Notre station d'épuration a 30 ans, il faut de toute façon se poser la question de sa rénovation ou de son remplacement. On a aujourd'hui 260.000 m3 et 260.000 euros de redevance assainissement par an. Si le Center Parc se fait, il paiera sans doute entre 100 et 150.000 euros de redevance.

Si le projet se fait, vous devrez modifier le PLU pour rendre constructible une partie de la forêt...
Bien sûr ! La zone est actuellement non constructible. On n'a engagé aucune démarche, il faut être prudent. Il y aurait au moins un an d'instruction, avec enquête de la DREAL...

Quid de la psicine ?
C'est le même projet qu'à Champagnole en plus grand, plus ludique que pour la natation. Elle serait portée par une société d'économie mixte avec Pierre & Vacances dedans. Les collectivités recevraient un loyer fixé au départ qui rembourserait l'investissement. Au bout de 12 ou 13 ans, le bien reviendrait à la SEM.

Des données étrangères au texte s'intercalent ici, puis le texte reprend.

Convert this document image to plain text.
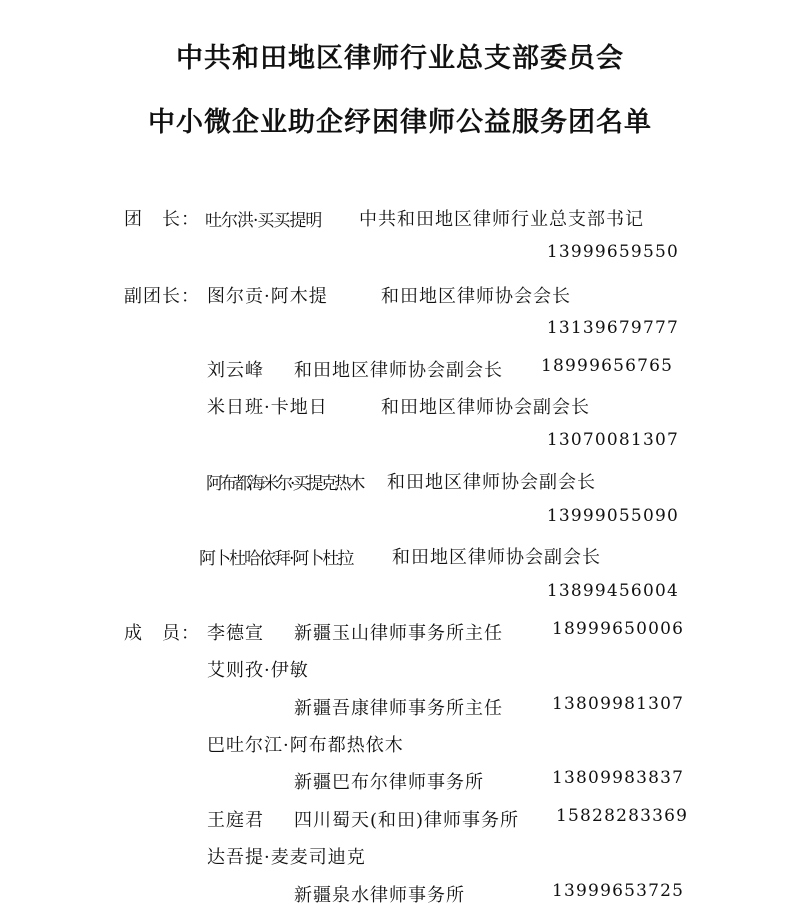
中共和田地区律师行业总支部委员会
中小微企业助企纾困律师公益服务团名单
团　长： 吐尔洪·买买提明 中共和田地区律师行业总支部书记
13999659550
副团长： 图尔贡·阿木提	和田地区律师协会会长
13139679777
刘云峰 和田地区律师协会副会长 18999656765
米日班·卡地日	和田地区律师协会副会长
13070081307
阿布都海米尔·买提克热木 和田地区律师协会副会长
13999055090
阿卜杜哈依拜·阿卜杜拉 和田地区律师协会副会长
13899456004
成　员： 李德宣 新疆玉山律师事务所主任	18999650006
艾则孜·伊敏
新疆吾康律师事务所主任	13809981307
巴吐尔江·阿布都热依木
新疆巴布尔律师事务所	13809983837
王庭君 四川蜀天(和田)律师事务所 15828283369
达吾提·麦麦司迪克
新疆泉水律师事务所	13999653725
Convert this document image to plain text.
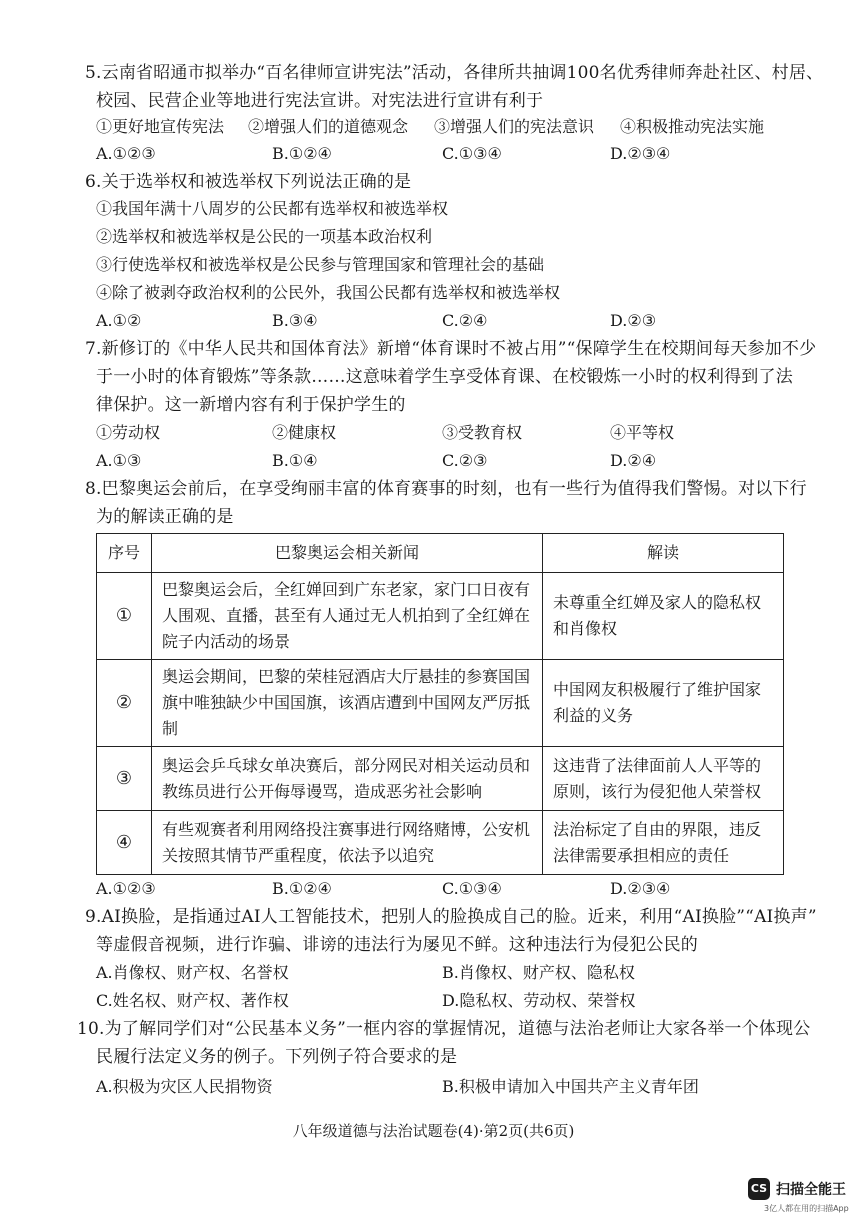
5.云南省昭通市拟举办“百名律师宣讲宪法”活动，各律所共抽调100名优秀律师奔赴社区、村居、
校园、民营企业等地进行宪法宣讲。对宪法进行宣讲有利于
①更好地宣传宪法 ②增强人们的道德观念 ③增强人们的宪法意识 ④积极推动宪法实施
A.①②③	B.①②④	C.①③④	D.②③④
6.关于选举权和被选举权下列说法正确的是
①我国年满十八周岁的公民都有选举权和被选举权
②选举权和被选举权是公民的一项基本政治权利
③行使选举权和被选举权是公民参与管理国家和管理社会的基础
④除了被剥夺政治权利的公民外，我国公民都有选举权和被选举权
A.①②	B.③④	C.②④	D.②③
7.新修订的《中华人民共和国体育法》新增“体育课时不被占用”“保障学生在校期间每天参加不少
于一小时的体育锻炼”等条款……这意味着学生享受体育课、在校锻炼一小时的权利得到了法
律保护。这一新增内容有利于保护学生的
①劳动权	②健康权	③受教育权	④平等权
A.①③	B.①④	C.②③	D.②④
8.巴黎奥运会前后，在享受绚丽丰富的体育赛事的时刻，也有一些行为值得我们警惕。对以下行
为的解读正确的是
序号	巴黎奥运会相关新闻	解读
①	巴黎奥运会后，全红婵回到广东老家，家门口日夜有人围观、直播，甚至有人通过无人机拍到了全红婵在院子内活动的场景	未尊重全红婵及家人的隐私权和肖像权
②	奥运会期间，巴黎的荣桂冠酒店大厅悬挂的参赛国国旗中唯独缺少中国国旗，该酒店遭到中国网友严厉抵制	中国网友积极履行了维护国家利益的义务
③	奥运会乒乓球女单决赛后，部分网民对相关运动员和教练员进行公开侮辱谩骂，造成恶劣社会影响	这违背了法律面前人人平等的原则，该行为侵犯他人荣誉权
④	有些观赛者利用网络投注赛事进行网络赌博，公安机关按照其情节严重程度，依法予以追究	法治标定了自由的界限，违反法律需要承担相应的责任
A.①②③	B.①②④	C.①③④	D.②③④
9.AI换脸，是指通过AI人工智能技术，把别人的脸换成自己的脸。近来，利用“AI换脸”“AI换声”
等虚假音视频，进行诈骗、诽谤的违法行为屡见不鲜。这种违法行为侵犯公民的
A.肖像权、财产权、名誉权	B.肖像权、财产权、隐私权
C.姓名权、财产权、著作权	D.隐私权、劳动权、荣誉权
10.为了解同学们对“公民基本义务”一框内容的掌握情况，道德与法治老师让大家各举一个体现公
民履行法定义务的例子。下列例子符合要求的是
A.积极为灾区人民捐物资	B.积极申请加入中国共产主义青年团
八年级道德与法治试题卷(4)·第2页(共6页)
CS 扫描全能王
3亿人都在用的扫描App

Que répondez-vous aux critiques économiques d'EELV ?
On peut toujours émettre l'hypothèse d'une faillite... Mais c'est une aide à l'investissement, une avance de la Région, du Département et de la Caisse des Dépôts. Quand vous donnez une subvention, c'est à fonds perdus alors que là c'est un loyer : le groupe s'engage à le payer sur 20 ans. Il y a certes des inquiétudes, mais il y a aussi des explications à donner. Les études de marché disent que les Suisses sont friands de ces vacances là...

Vous êtes en concurrence avec Le Rousset en Saône et Loire...
Je n'ai pas ce sentiment dans les discussions, ils ne nous ont jamais mis la pression, les schémas de financement sont les mêmes que dans la Vienne : 3 à 4 millions de la région, 1 million de la communauté de communes, 5 à 6 du conseil général, le reste par la Caisse des dépôts...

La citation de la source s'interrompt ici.